ALTER DATABASE ... UPGRADE DATA DIRECTORY NAME
ALTER EVENT
ALTER FUNCTION
ALTER PROCEDURE
ALTER SERVER
ALTER TABLE
ALTER VIEW
ANALYZE TABLE
BEGIN
CACHE INDEX
CHANGE MASTER TO
CHECK TABLE
CREATE DATABASE
CREATE EVENT
CREATE FUNCTION
CREATE INDEX
CREATE PROCEDURE
CREATE SERVER
CREATE TABLE
CREATE TRIGGER
CREATE USER
CREATE VIEW
DROP DATABASE
DROP EVENT
DROP FUNCTION
DROP INDEX
DROP PROCEDURE
DROP SERVER
DROP TABLE
DROP TRIGGER
DROP USER
DROP VIEW
FLUSH
GRANT
LOAD INDEX INTO CACHE
LOCK TABLES
OPTIMIZE TABLE
RENAME TABLE
RENAME USER
REPAIR TABLE
RESET
REVOKE
SET PASSWORD
START SLAVE
START TRANSACTION
STOP SLAVE
TRUNCATE TABLE
UNLOCK TABLES

SET autocommit = 1 causes an implicit commit if the value was 0.

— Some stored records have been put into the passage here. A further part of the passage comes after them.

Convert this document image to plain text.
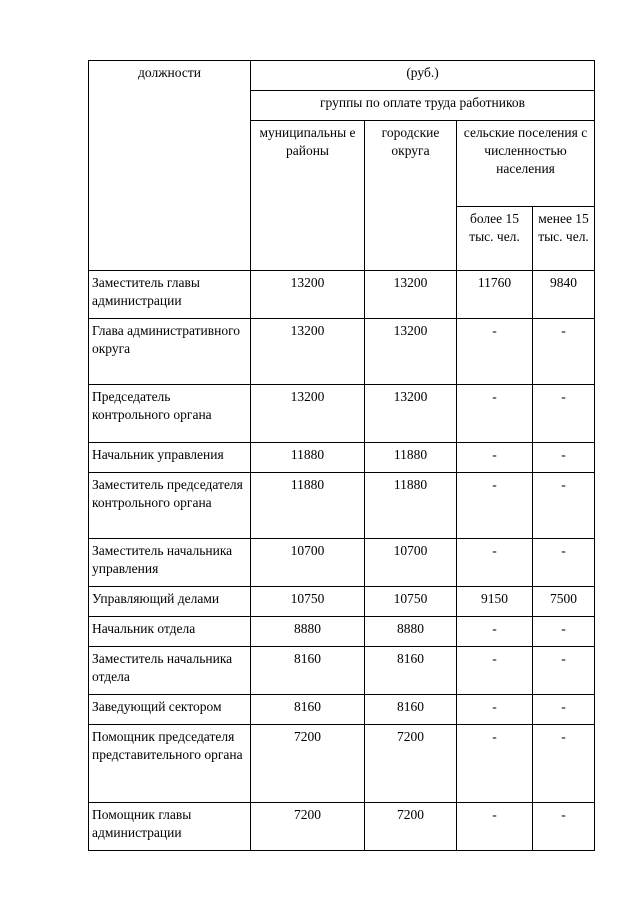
должности	(руб.)			
	группы по оплате труда работников			
	муниципальны е районы	городские округа	сельские поселения с численностью населения	
			более 15 тыс. чел.	менее 15 тыс. чел.
Заместитель главы администрации	13200	13200	11760	9840
Глава административного округа	13200	13200	-	-
Председатель контрольного органа	13200	13200	-	-
Начальник управления	11880	11880	-	-
Заместитель председателя контрольного органа	11880	11880	-	-
Заместитель начальника управления	10700	10700	-	-
Управляющий делами	10750	10750	9150	7500
Начальник отдела	8880	8880	-	-
Заместитель начальника отдела	8160	8160	-	-
Заведующий сектором	8160	8160	-	-
Помощник председателя представительного органа	7200	7200	-	-
Помощник главы администрации	7200	7200	-	-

All these statements cause an implicit commit before execution. Some of them, like CREATE TABLE ... SELECT, also cause a commit immediatly after execution. Such statements couldn't be rollbacked in any case.

Exceptions

These statements do not cause an implicit commit in the following cases:

  • CREATE TABLE, ALTER TABLE and DROP TABLE, when the TEMPORARY keyword is used.
  • CREATE FUNCTION and DROP FUNCTION, when used to create a UDF (instead of a stored function). However, CREATE INDEX and DROP INDEX cause commits even when used with temporary tables.
  • UNLOCK TABLES causes a commit only if a LOCK TABLES was used on non-transactional tables.
  • START SLAVE, STOP SLAVE, RESET SLAVE, CHANGE MASTER TO only cause explicit commit since MariaDB 10.